KROPOTKIN Y LENIN

La entrevista / 2

Mayo de 1919. Un correo entrega en la humilde casa de los Kropotkin, la cita para una entrevista con Lenin, máximo dirigente del dictatorial gobierno soviético. El anciano anarquista, Pedro Kropotkin, destinatario de la misiva, estaba en ese momento sentado al piano. Con delicadeza reproduce viejas melodías que le traen recuerdos de una vida entregada al apoyo mutuo y la solidaridad revolucionaria entre los oprimidos del mundo.

Cumplidos los 78 años, viejo y enfermo, prácticamente recluido en una pequeña casa de madera, en el pueblo de Dimitrov, Kropotkin afronta los últimos años de su vida escribiendo y comentando con los revolucionarios rusos que le visitan en la dura hora que les ha recado vivir.

La revolución rusa era todavía un parto doloroso y terrible. Algunos, como él mismo, llevaban decenas de años de su vida luchando por ese acontecimiento, que ahora parecía estar tan cerca pero que, pese al esfuerzo y el sacrificio desplegados, no llegaba. En la dramática andadura muchos amigos y desconocidos compañeros habían muerto en el exilio, en las cárceles, ante el pelotón de ejecución o simplemente consumidos por el titánico esfuerzo. Kropotkin no podía menos que dolerse de la amarga suerte de su pueblo. Queriendo erguirse de la opresión a la que les habían condenado durante siglos, convencidas de que era posible un mundo menos brutal y oscuro, las gentes de Rusia realizaban, una vez más, un gigantesco esfuerzo.

Pero Kropotkin, como tantos otros, no se ahorraba lucidez para valorar lo que en realidad ocurría, pues, dos años después de la revuelta de octubre de 1917, apenas se lograba transformar el viejo mundo de la opresión zarista en aquel otro, libre e igualitario, por el que luchaban tan denodadamente. Obreros, campesinos y marineros, batiéndose una y mil veces en innumerables frentes sangrientos, percibían la omnipresencia de inercias, conceptos, organizaciones, ideologías, prisas, deseos… que parecían querer encadenarlos de nuevo. Con la agravante de que esas fuerzas y creencias estaban en el mismo lado de las trincheras de los revolucionarios -aunque muchos alertaban sobre lo erróneo de esta apreciación- y tampoco escatimaban sacrificio, tesón o voluntad.

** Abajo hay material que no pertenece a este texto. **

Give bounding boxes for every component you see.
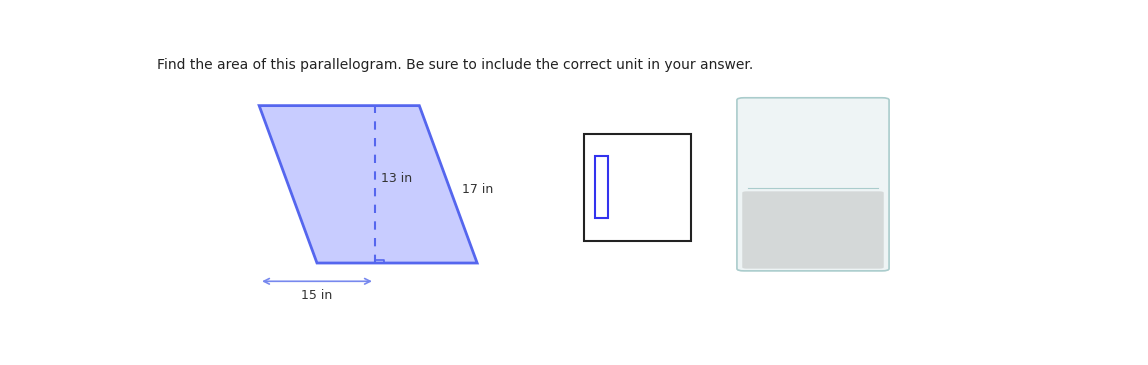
Text: 17 in: 17 in [461, 184, 494, 196]
FancyBboxPatch shape [743, 191, 884, 269]
Text: in: in [809, 141, 821, 154]
Text: 13 in: 13 in [381, 172, 412, 185]
Text: Find the area of this parallelogram. Be sure to include the correct unit in your: Find the area of this parallelogram. Be … [157, 58, 753, 72]
Text: ↺: ↺ [809, 214, 822, 229]
Text: 2: 2 [822, 129, 828, 138]
Polygon shape [259, 105, 478, 263]
Text: in: in [850, 141, 861, 154]
Text: 3: 3 [862, 129, 868, 138]
Text: in: in [774, 141, 785, 154]
FancyBboxPatch shape [737, 98, 889, 271]
Bar [584, 134, 691, 241]
Text: ×: × [774, 214, 786, 229]
Text: 15 in: 15 in [302, 289, 333, 302]
Bar [595, 156, 608, 218]
Text: ?: ? [852, 214, 859, 229]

En ese contexto, Kropotkin recibió de manos de su hija la invitación para entrevistarse con Lenin. La conversación se centró inmediatamente en la cuestión de las organizaciones de base -cooperativas comunales, asociaciones, soviets, etc- y su papel en el proceso revolucionario. Para Kropotkin, este era el problema. Para Lenin una cuestión baladí, insignificante, ante la «enorme y arrolladora actividad que desplegaba el movimiento generado por la revolución de octubre».

Ambos fueron conscientes del abismo que les separaba. El uno, anciano y sabio, hablaba de la revolución todavía posible. El otro, más joven y locuaz, ya había renunciado a ella en nombre del nuevo estado. Aquel hablaba desde «abajo». Este desde «arriba». El anciano avisaba sobre la «fatalidad de una evolución que, siguiendo desde su origen lineas falsas, solo podía conducir al fracaso y a la reacción”.

Durante la entrevista, Lenin discursea apasionadamente sobre victorias, sangre, masas, terror rojo masivo, «hasta una guerra de todos contra todos, ése es el único tipo de lucha que puede ser asumido con éxito», lo demás es insignificante, juego de niños. Kropotkin, que bien sabe que «sin lucha nada puede ser logrado en ningún país, sin la más desesperada lucha», enseguida da muestras de su profundo desinterés por aquella retórica, que siente como encubridora de un grave desatino.

La entrevista no tuvo más efecto práctico que dramatizar el abismo que separaba, no a dos personas sino a dos modos de comprender el momento que protagonizaban. Bien lo captó el testigo y organizador de la entrevista, Bonch-Bruevich, quien dice de cada uno: «Observé a Lenin. Sus ojos chispearon un poco burlones escuchando a Kropotkin …» y «Kropotkin, oyó las vehementes palabras de Lenin primero con atención, que fue cambiando a desinterés,»

Ya nunca volverían a verse, aunque Kropotkin escribió varias cartas a Lenin en las que denunciaba, una y otra vez, la imposibilidad de construir una nueva vida a partir de la dictadura estatal y la omnívora autoridad ilimitada de la que hacía gala el Partido Comunista.

Año y medio más tarde, en enero de 1921, moría Kropotkin. Un inmenso cortejo de más de cien mil personas siguió al féretro hasta la humilde tumba que había escogido.